The upcoming holidays will be the first big test for the area’s newly created, controversial business improvement district. Board members have been working furiously in recent weeks to organize promotions that they hope will draw people downtown.
“We’re trying to do everything we can right out of the gate to make it a success, make everyone feel good about it,” said Melissa Cutter, owner of the Les Deux Copines women’s clothing boutique and a member of the district’s board.
The kick-off will be the city’s annual tree-lighting ceremony at City Hall on Dec. 3, though businesses decided to cancel the accompanying holiday parade on Burlingame Avenue because many felt the street closures were too disruptive, Cutter said.
Instead, the district is sponsoring a children’s play area with activities and live music, and a Santa Claus appearance at a nearby bookstore. The city has also agreed to make the metered parking lots free from 3 to 6 p.m. on Dec. 3 and the three following Thursdays, which will also feature Santa Claus events.
The district agreed to chip in $3,000 to cover the estimated loss of $7,000 in meter and parking fine revenue, and hopes the free parking combined with longer store hours, streetscape decorations and seasonal specials will help keep struggling businesses afloat.
“The way it’s going for some retailers, this may be a make-or-break holiday season for them,” said Dale Ferrel, president of the district’s board and owner of the Paper Caper store, “so we really want to be there for our members to try to increase their business.”
An October survey from the National Retail Federation found U.S. consumers plan to spend $688.87 on holiday-related shopping this year, up slightly from last year’s $681.83.
Cutter said the board is listening to suggestions from merchants, many of whom opposed the district before the city council approved it in September.

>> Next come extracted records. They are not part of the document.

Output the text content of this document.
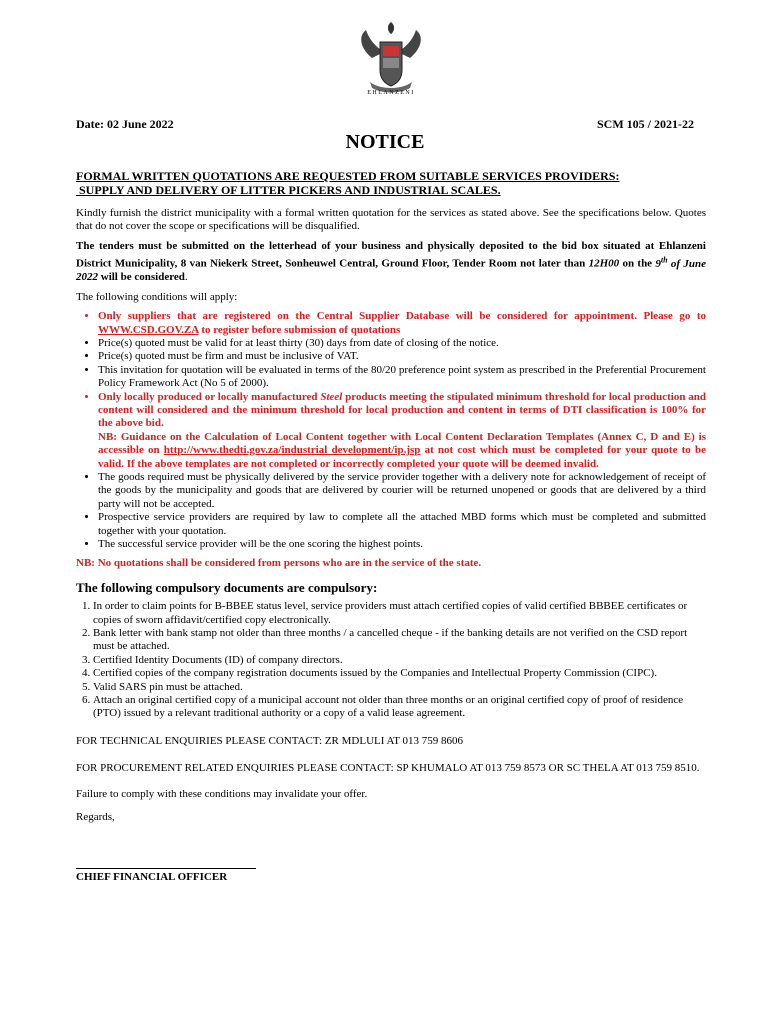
EHLANZENI
Date: 02 June 2022	SCM 105 / 2021-22
NOTICE
FORMAL WRITTEN QUOTATIONS ARE REQUESTED FROM SUITABLE SERVICES PROVIDERS:
SUPPLY AND DELIVERY OF LITTER PICKERS AND INDUSTRIAL SCALES.

Kindly furnish the district municipality with a formal written quotation for the services as stated above. See the specifications below. Quotes that do not cover the scope or specifications will be disqualified.

The tenders must be submitted on the letterhead of your business and physically deposited to the bid box situated at Ehlanzeni District Municipality, 8 van Niekerk Street, Sonheuwel Central, Ground Floor, Tender Room not later than 12H00 on the 9th of June 2022 will be considered.

The following conditions will apply:

• Only suppliers that are registered on the Central Supplier Database will be considered for appointment. Please go to WWW.CSD.GOV.ZA to register before submission of quotations
• Price(s) quoted must be valid for at least thirty (30) days from date of closing of the notice.
• Price(s) quoted must be firm and must be inclusive of VAT.
• This invitation for quotation will be evaluated in terms of the 80/20 preference point system as prescribed in the Preferential Procurement Policy Framework Act (No 5 of 2000).
• Only locally produced or locally manufactured Steel products meeting the stipulated minimum threshold for local production and content will considered and the minimum threshold for local production and content in terms of DTI classification is 100% for the above bid.
NB: Guidance on the Calculation of Local Content together with Local Content Declaration Templates (Annex C, D and E) is accessible on http://www.thedti.gov.za/industrial development/ip.jsp at not cost which must be completed for your quote to be valid. If the above templates are not completed or incorrectly completed your quote will be deemed invalid.
• The goods required must be physically delivered by the service provider together with a delivery note for acknowledgement of receipt of the goods by the municipality and goods that are delivered by courier will be returned unopened or goods that are delivered by a third party will not be accepted.
• Prospective service providers are required by law to complete all the attached MBD forms which must be completed and submitted together with your quotation.
• The successful service provider will be the one scoring the highest points.

NB: No quotations shall be considered from persons who are in the service of the state.

The following compulsory documents are compulsory:
1. In order to claim points for B-BBEE status level, service providers must attach certified copies of valid certified BBBEE certificates or copies of sworn affidavit/certified copy electronically.
2. Bank letter with bank stamp not older than three months / a cancelled cheque - if the banking details are not verified on the CSD report must be attached.
3. Certified Identity Documents (ID) of company directors.
4. Certified copies of the company registration documents issued by the Companies and Intellectual Property Commission (CIPC).
5. Valid SARS pin must be attached.
6. Attach an original certified copy of a municipal account not older than three months or an original certified copy of proof of residence (PTO) issued by a relevant traditional authority or a copy of a valid lease agreement.

FOR TECHNICAL ENQUIRIES PLEASE CONTACT: ZR MDLULI AT 013 759 8606

FOR PROCUREMENT RELATED ENQUIRIES PLEASE CONTACT: SP KHUMALO AT 013 759 8573 OR SC THELA AT 013 759 8510.

Failure to comply with these conditions may invalidate your offer.

Regards,

CHIEF FINANCIAL OFFICER
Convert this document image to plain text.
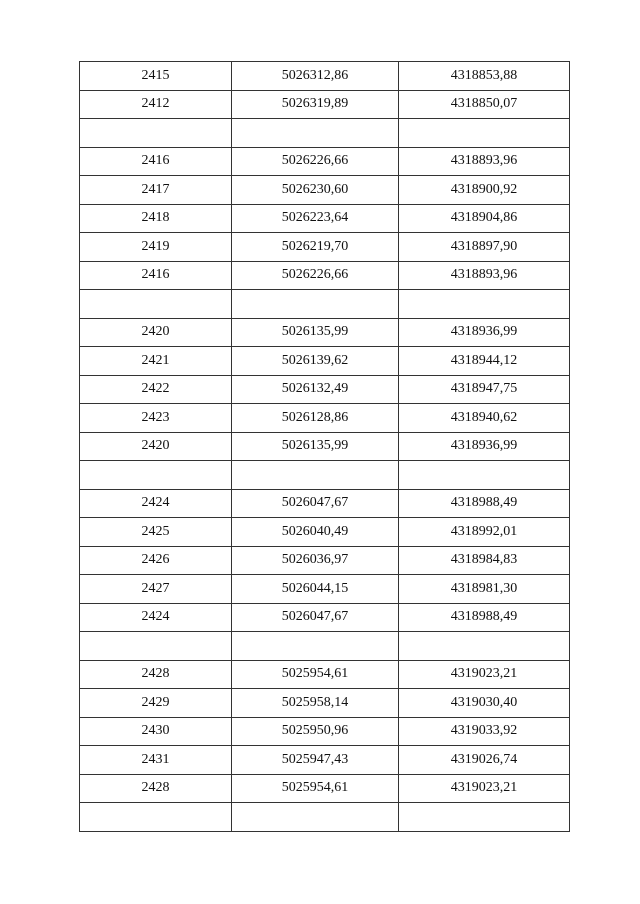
2415	5026312,86	4318853,88
2412	5026319,89	4318850,07

2416	5026226,66	4318893,96
2417	5026230,60	4318900,92
2418	5026223,64	4318904,86
2419	5026219,70	4318897,90
2416	5026226,66	4318893,96

2420	5026135,99	4318936,99
2421	5026139,62	4318944,12
2422	5026132,49	4318947,75
2423	5026128,86	4318940,62
2420	5026135,99	4318936,99

2424	5026047,67	4318988,49
2425	5026040,49	4318992,01
2426	5026036,97	4318984,83
2427	5026044,15	4318981,30
2424	5026047,67	4318988,49

2428	5025954,61	4319023,21
2429	5025958,14	4319030,40
2430	5025950,96	4319033,92
2431	5025947,43	4319026,74
2428	5025954,61	4319023,21
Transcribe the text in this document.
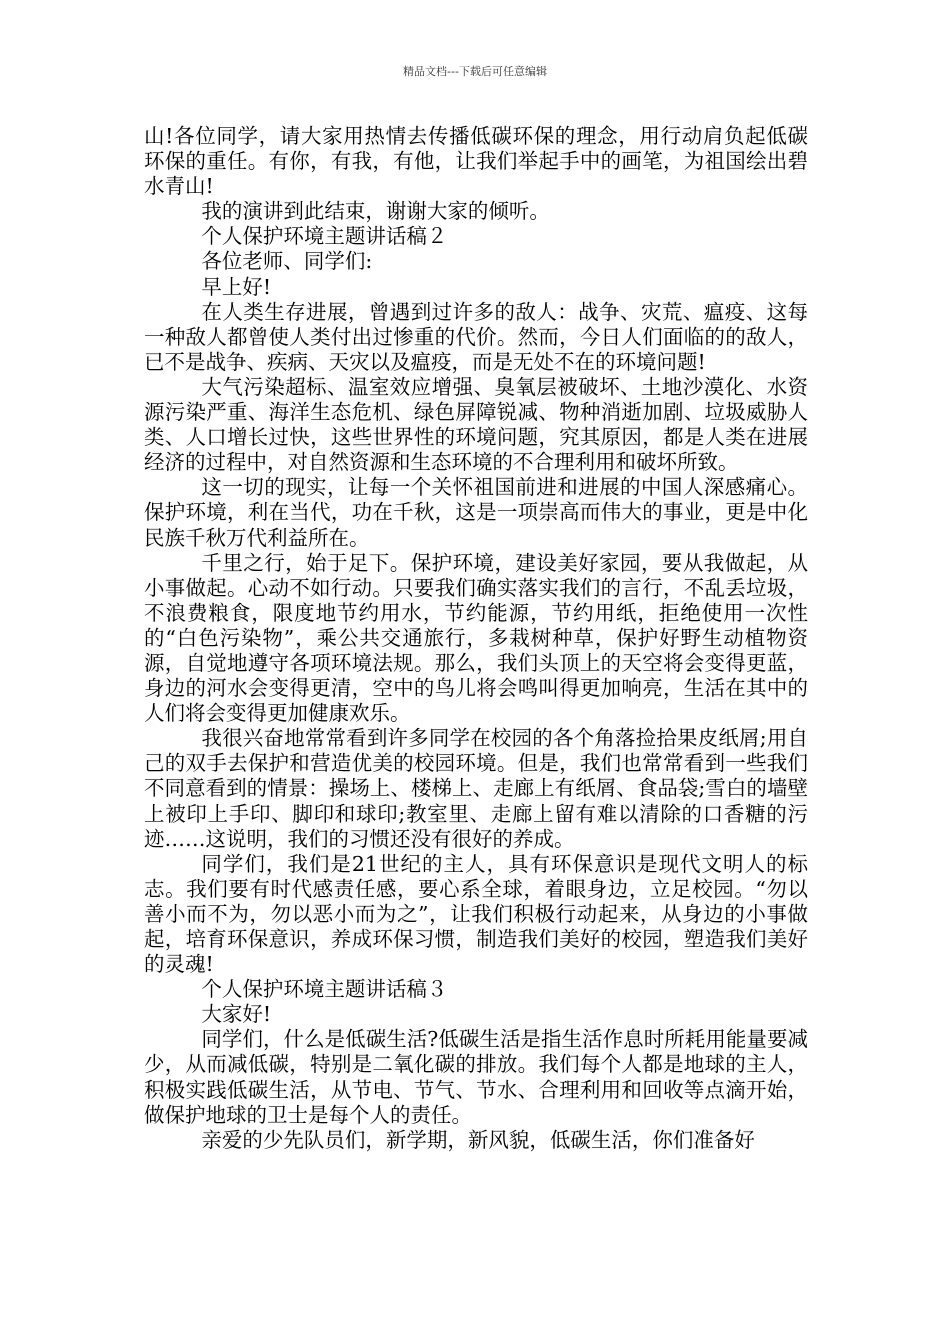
精品文档---下载后可任意编辑

山!各位同学，请大家用热情去传播低碳环保的理念，用行动肩负起低碳环保的重任。有你，有我，有他，让我们举起手中的画笔，为祖国绘出碧水青山!

我的演讲到此结束，谢谢大家的倾听。

个人保护环境主题讲话稿２

各位老师、同学们:

早上好!

在人类生存进展，曾遇到过许多的敌人：战争、灾荒、瘟疫、这每一种敌人都曾使人类付出过惨重的代价。然而，今日人们面临的的敌人，已不是战争、疾病、天灾以及瘟疫，而是无处不在的环境问题!

大气污染超标、温室效应增强、臭氧层被破坏、土地沙漠化、水资源污染严重、海洋生态危机、绿色屏障锐减、物种消逝加剧、垃圾威胁人类、人口增长过快，这些世界性的环境问题，究其原因，都是人类在进展经济的过程中，对自然资源和生态环境的不合理利用和破坏所致。

这一切的现实，让每一个关怀祖国前进和进展的中国人深感痛心。保护环境，利在当代，功在千秋，这是一项崇高而伟大的事业，更是中化民族千秋万代利益所在。

千里之行，始于足下。保护环境，建设美好家园，要从我做起，从小事做起。心动不如行动。只要我们确实落实我们的言行，不乱丢垃圾，不浪费粮食，限度地节约用水，节约能源，节约用纸，拒绝使用一次性的“白色污染物”，乘公共交通旅行，多栽树种草，保护好野生动植物资源，自觉地遵守各项环境法规。那么，我们头顶上的天空将会变得更蓝，身边的河水会变得更清，空中的鸟儿将会鸣叫得更加响亮，生活在其中的人们将会变得更加健康欢乐。

我很兴奋地常常看到许多同学在校园的各个角落捡拾果皮纸屑;用自己的双手去保护和营造优美的校园环境。但是，我们也常常看到一些我们不同意看到的情景：操场上、楼梯上、走廊上有纸屑、食品袋;雪白的墙壁上被印上手印、脚印和球印;教室里、走廊上留有难以清除的口香糖的污迹……这说明，我们的习惯还没有很好的养成。

同学们，我们是21世纪的主人，具有环保意识是现代文明人的标志。我们要有时代感责任感，要心系全球，着眼身边，立足校园。“勿以善小而不为，勿以恶小而为之”，让我们积极行动起来，从身边的小事做起，培育环保意识，养成环保习惯，制造我们美好的校园，塑造我们美好的灵魂!

个人保护环境主题讲话稿３

大家好!

同学们，什么是低碳生活?低碳生活是指生活作息时所耗用能量要减少，从而减低碳，特别是二氧化碳的排放。我们每个人都是地球的主人，积极实践低碳生活，从节电、节气、节水、合理利用和回收等点滴开始，做保护地球的卫士是每个人的责任。

亲爱的少先队员们，新学期，新风貌，低碳生活，你们准备好
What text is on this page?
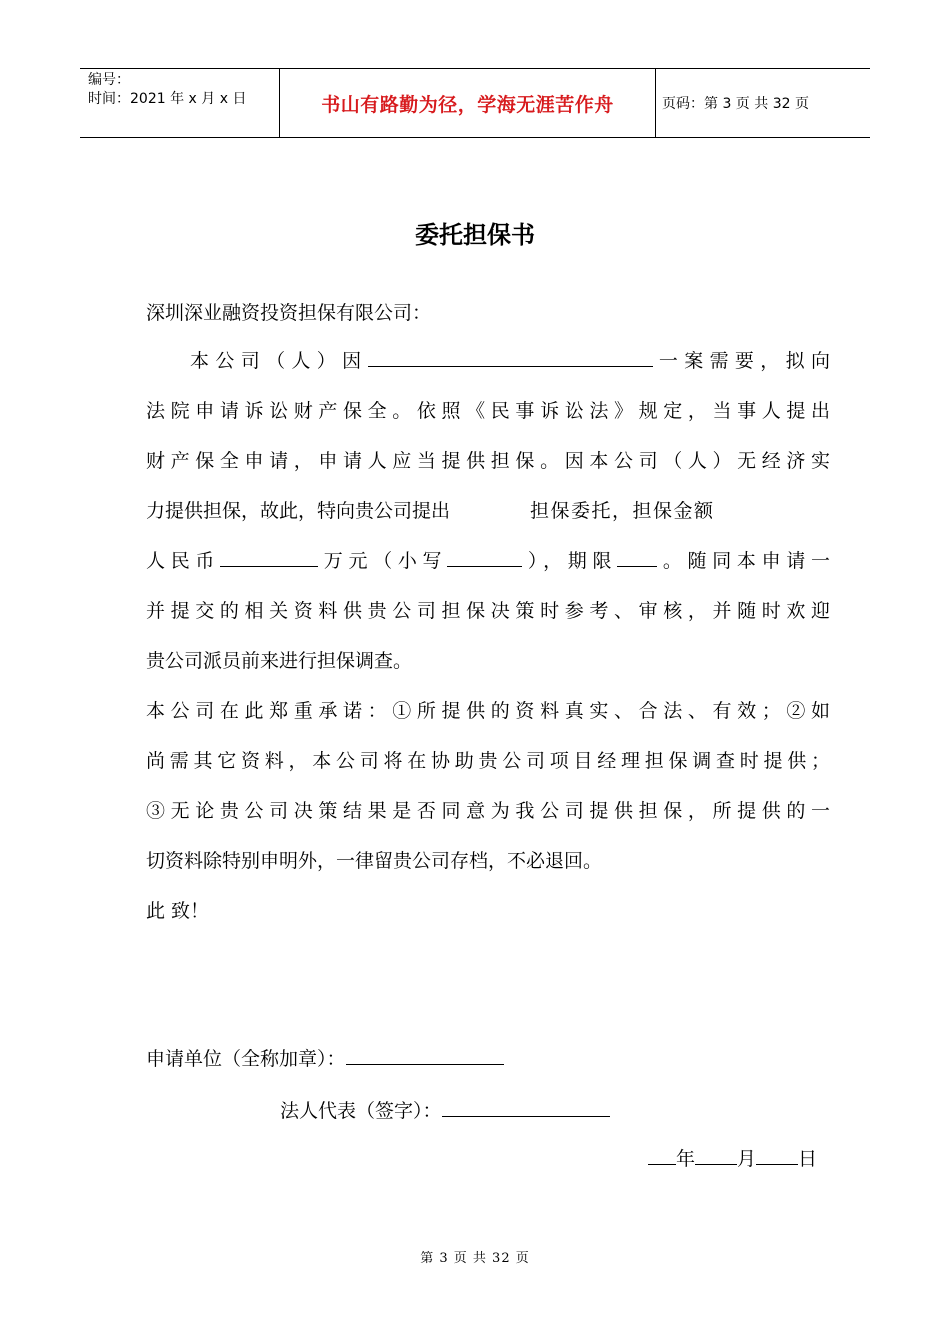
编号：
时间：2021 年 x 月 x 日	书山有路勤为径，学海无涯苦作舟	页码：第 3 页 共 32 页
委托担保书
深圳深业融资投资担保有限公司：
本公司（人）因	一案需要，拟向
法院申请诉讼财产保全。依照《民事诉讼法》规定，当事人提出
财产保全申请，申请人应当提供担保。因本公司（人）无经济实
力提供担保，故此，特向贵公司提出	担保委托，担保金额
人民币	万元（小写	），期限 。随同本申请一
并提交的相关资料供贵公司担保决策时参考、审核，并随时欢迎
贵公司派员前来进行担保调查。
本公司在此郑重承诺：①所提供的资料真实、合法、有效；②如
尚需其它资料，本公司将在协助贵公司项目经理担保调查时提供；
③无论贵公司决策结果是否同意为我公司提供担保，所提供的一
切资料除特别申明外，一律留贵公司存档，不必退回。
此 致！
申请单位（全称加章）：
法人代表（签字）：
年 月 日
第 3 页 共 32 页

The city received 216 official protests from merchants, though not all of them were valid.
Ferrel estimated the district is spending about $20,000 on holiday events — a significant chunk of the district’s projected $90,000 in annual revenue, which Ferrel said shows how important the holiday shopping season is.
“They are focused on bringing people downtown and getting all of the members of the district happy with the holidays, seeing some benefits from it,” said Patricia Love, the city’s economic development director.